Güllü, "Henüz sanıkların suçları kesinleşmedi" diyen de bir kitle olduğunu hatırlatırken, "Biz kadınlar olarak herkesin somut deliller çerçevesinde sanık ifadelerini, otopsi ve bilirkişi raporlarını okumalarını istiyoruz. Okusunlar ki, sanık ifadelerindeki çarpıkları görsünler. Dava dosyasına giren son adli tıp raporuna da iyi baksınlar" çağrısında bulunuyor. Güllü "Şule’ye tecavüzü saklamayı düşünenler adaletten kaçamayacak. Çet davasında gerçeklerin ortaya çıkması, kadın cinayetlerinin önlenmesinde çok kritik bir adım olacak" değerlendirmesi yapıyor.

 

Ne olmuştu?

 

Şule Çet’in ölümünün hemen ardından sanıklar ve sanık avukatları olayın intihar olduğu iddiasını ortaya atsa da, bu iddiaya tepkiler duruşma ilerledikçe tüm Türkiye’ye dalga dalga yayıldı.

 

Bu tepkilerin ilk adresi sosyal medya oldu. Twitter’da "Şule’nin sesiyiz. Şule Çet için adalet. Peşini bırakmayacağız" etiketleriyle yapılan paylaşımlarda, Çet davasındaki çarpıklıklar ortaya konuldu. Avukat Yıldırım, olayın cinayet olduğunu gösteren bilgiler olduğunu açıklayınca tüm Türkiye'de dikkatler bu davaya çevrildi.

 

Sanık patron Aksu’nun yanında çalışan ve Çet’ten önce işten ayrılmış olan başka bir kadının da işyerinde tacize uğradığı ortaya çıkınca kadın örgütleri kelimenin tam anlamıyla örgütlülüğünü ortaya koydu.

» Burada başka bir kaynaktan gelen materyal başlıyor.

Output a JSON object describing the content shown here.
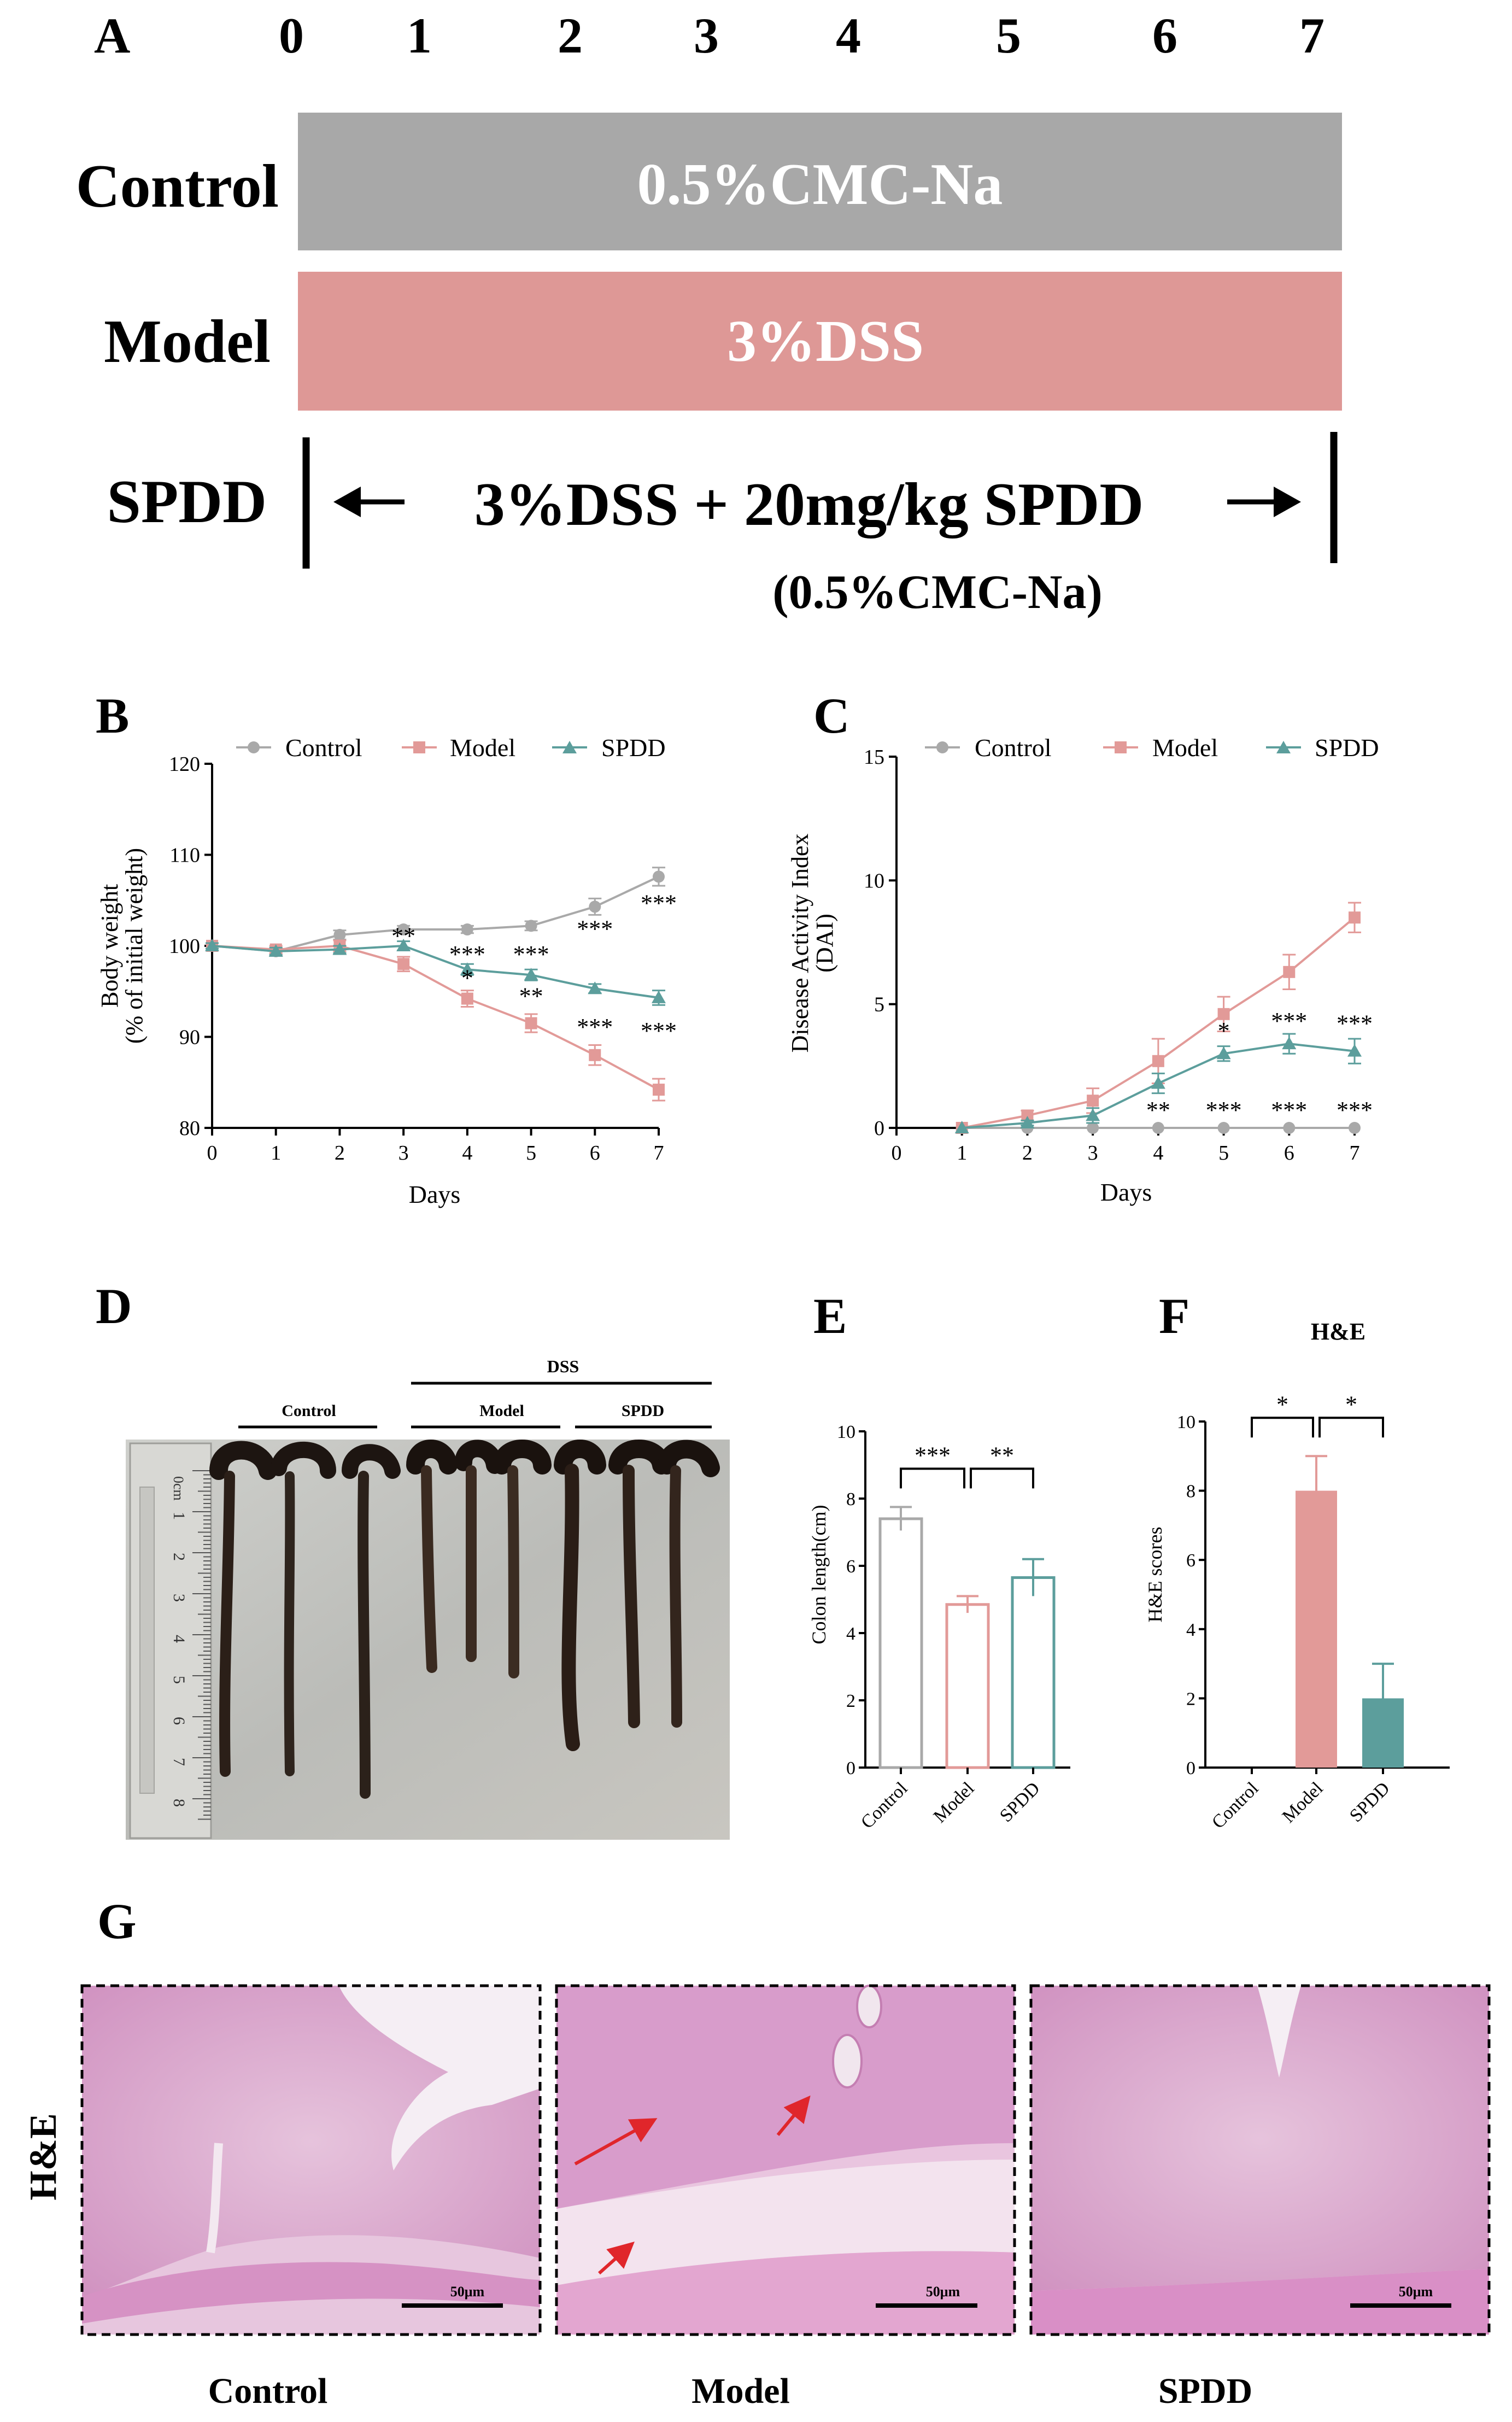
{
  "panel_letters": {
    "A": "A",
    "B": "B",
    "C": "C",
    "D": "D",
    "E": "E",
    "F": "F",
    "G": "G"
  },
  "colors": {
    "control": "#a9a9a9",
    "model": "#e29a98",
    "spdd": "#5c9e9c",
    "control_bar": "#a8a8a8",
    "model_bar": "#de9896",
    "ink": "#000000",
    "arrow_red": "#e0262b"
  },
  "panel_a": {
    "days": [
      "0",
      "1",
      "2",
      "3",
      "4",
      "5",
      "6",
      "7"
    ],
    "rows": [
      {
        "group": "Control",
        "treatment": "0.5%CMC-Na"
      },
      {
        "group": "Model",
        "treatment": "3%DSS"
      },
      {
        "group": "SPDD",
        "treatment": "3%DSS + 20mg/kg SPDD",
        "vehicle": "(0.5%CMC-Na)"
      }
    ]
  },
  "chart_data": [
    {
      "id": "B",
      "type": "line",
      "xlabel": "Days",
      "ylabel_lines": [
        "Body weight",
        "(% of initial weight)"
      ],
      "x": [
        0,
        1,
        2,
        3,
        4,
        5,
        6,
        7
      ],
      "xlim": [
        0,
        7
      ],
      "ylim": [
        80,
        120
      ],
      "x_ticks": [
        0,
        1,
        2,
        3,
        4,
        5,
        6,
        7
      ],
      "y_ticks": [
        80,
        90,
        100,
        110,
        120
      ],
      "legend_position": "top",
      "series": [
        {
          "name": "Control",
          "marker": "circle",
          "values": [
            100,
            99.4,
            101.2,
            101.8,
            101.8,
            102.2,
            104.3,
            107.6
          ],
          "errors": [
            0.3,
            0.4,
            0.5,
            0.4,
            0.4,
            0.5,
            0.9,
            1.0
          ]
        },
        {
          "name": "Model",
          "marker": "square",
          "values": [
            100,
            99.6,
            100,
            98,
            94.2,
            91.5,
            88,
            84.2
          ],
          "errors": [
            0.3,
            0.4,
            0.6,
            0.8,
            0.9,
            1.0,
            1.1,
            1.2
          ]
        },
        {
          "name": "SPDD",
          "marker": "triangle",
          "values": [
            100,
            99.4,
            99.6,
            100,
            97.4,
            96.8,
            95.3,
            94.3
          ],
          "errors": [
            0.3,
            0.4,
            0.4,
            0.5,
            0.6,
            0.6,
            0.5,
            0.8
          ]
        }
      ],
      "annotations": [
        {
          "x": 3,
          "y": 100.2,
          "text": "**"
        },
        {
          "x": 4,
          "y": 98.2,
          "text": "***"
        },
        {
          "x": 4,
          "y": 95.6,
          "text": "*"
        },
        {
          "x": 5,
          "y": 98.2,
          "text": "***"
        },
        {
          "x": 5,
          "y": 93.6,
          "text": "**"
        },
        {
          "x": 6,
          "y": 101,
          "text": "***"
        },
        {
          "x": 6,
          "y": 90.2,
          "text": "***"
        },
        {
          "x": 7,
          "y": 103.8,
          "text": "***"
        },
        {
          "x": 7,
          "y": 89.8,
          "text": "***"
        }
      ]
    },
    {
      "id": "C",
      "type": "line",
      "xlabel": "Days",
      "ylabel_lines": [
        "Disease Activity Index",
        "(DAI)"
      ],
      "x": [
        1,
        2,
        3,
        4,
        5,
        6,
        7
      ],
      "xlim": [
        0,
        7
      ],
      "ylim": [
        0,
        15
      ],
      "x_ticks": [
        0,
        1,
        2,
        3,
        4,
        5,
        6,
        7
      ],
      "y_ticks": [
        0,
        5,
        10,
        15
      ],
      "legend_position": "top",
      "series": [
        {
          "name": "Control",
          "marker": "circle",
          "values": [
            0,
            0,
            0,
            0,
            0,
            0,
            0
          ],
          "errors": [
            0,
            0,
            0,
            0,
            0,
            0,
            0
          ]
        },
        {
          "name": "Model",
          "marker": "square",
          "values": [
            0,
            0.5,
            1.1,
            2.7,
            4.6,
            6.3,
            8.5
          ],
          "errors": [
            0,
            0.2,
            0.5,
            0.9,
            0.7,
            0.7,
            0.6
          ]
        },
        {
          "name": "SPDD",
          "marker": "triangle",
          "values": [
            0,
            0.2,
            0.5,
            1.8,
            3,
            3.4,
            3.1
          ],
          "errors": [
            0,
            0.1,
            0.3,
            0.4,
            0.3,
            0.4,
            0.5
          ]
        }
      ],
      "annotations": [
        {
          "x": 4,
          "y": 0.4,
          "text": "**"
        },
        {
          "x": 5,
          "y": 0.4,
          "text": "***"
        },
        {
          "x": 6,
          "y": 0.4,
          "text": "***"
        },
        {
          "x": 7,
          "y": 0.4,
          "text": "***"
        },
        {
          "x": 5,
          "y": 3.6,
          "text": "*"
        },
        {
          "x": 6,
          "y": 4,
          "text": "***"
        },
        {
          "x": 7,
          "y": 3.9,
          "text": "***"
        }
      ]
    },
    {
      "id": "E",
      "type": "bar",
      "categories": [
        "Control",
        "Model",
        "SPDD"
      ],
      "values": [
        7.4,
        4.85,
        5.65
      ],
      "errors": [
        0.35,
        0.25,
        0.55
      ],
      "ylabel": "Colon length(cm)",
      "ylim": [
        0,
        10
      ],
      "y_ticks": [
        0,
        2,
        4,
        6,
        8,
        10
      ],
      "bar_style": "outline",
      "comparisons": [
        {
          "from": 0,
          "to": 1,
          "text": "***"
        },
        {
          "from": 1,
          "to": 2,
          "text": "**"
        }
      ]
    },
    {
      "id": "F",
      "type": "bar",
      "title": "H&E",
      "categories": [
        "Control",
        "Model",
        "SPDD"
      ],
      "values": [
        0,
        8,
        2
      ],
      "errors": [
        0,
        1,
        1
      ],
      "ylabel": "H&E scores",
      "ylim": [
        0,
        10
      ],
      "y_ticks": [
        0,
        2,
        4,
        6,
        8,
        10
      ],
      "bar_style": "filled",
      "comparisons": [
        {
          "from": 0,
          "to": 1,
          "text": "*"
        },
        {
          "from": 1,
          "to": 2,
          "text": "*"
        }
      ]
    }
  ],
  "panel_d": {
    "group_label": "DSS",
    "labels": [
      "Control",
      "Model",
      "SPDD"
    ],
    "ruler_marks": [
      "0cm",
      "1",
      "2",
      "3",
      "4",
      "5",
      "6",
      "7",
      "8"
    ]
  },
  "panel_g": {
    "row_label": "H&E",
    "scale_bar": "50μm",
    "captions": [
      "Control",
      "Model",
      "SPDD"
    ]
  }
}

Temmuz 2018’de patron Aksu ile arkadaşı Akand’ın tutuklanmasından bir gün sonra Türkiye genelinde kadınlar Çet’in ölümünün aydınlatılması için eylem yapmaya başladı. Sanıkların olay gecesi yurtdışına çıkmaya çalıştıklarının öğrenilmesi cinayet ihtimalini güçlendiren en önemli gelişmelerden biri sayıldı. Çet’in ölümüyle ilgili kimi delillerin adli tıpta kaybolduğunun ortaya çıkması da "Sanıkları kim koruyor" sorularını beraberinde getirdi. 10 Temmuz’da gerçekleştirilecek üçüncü duruşma öncesi olay yerinde 17 Haziran’da yapılacak keşif çalışmasının Çet davasında yeni gerçekleri ortaya koyacağı düşünülüyor.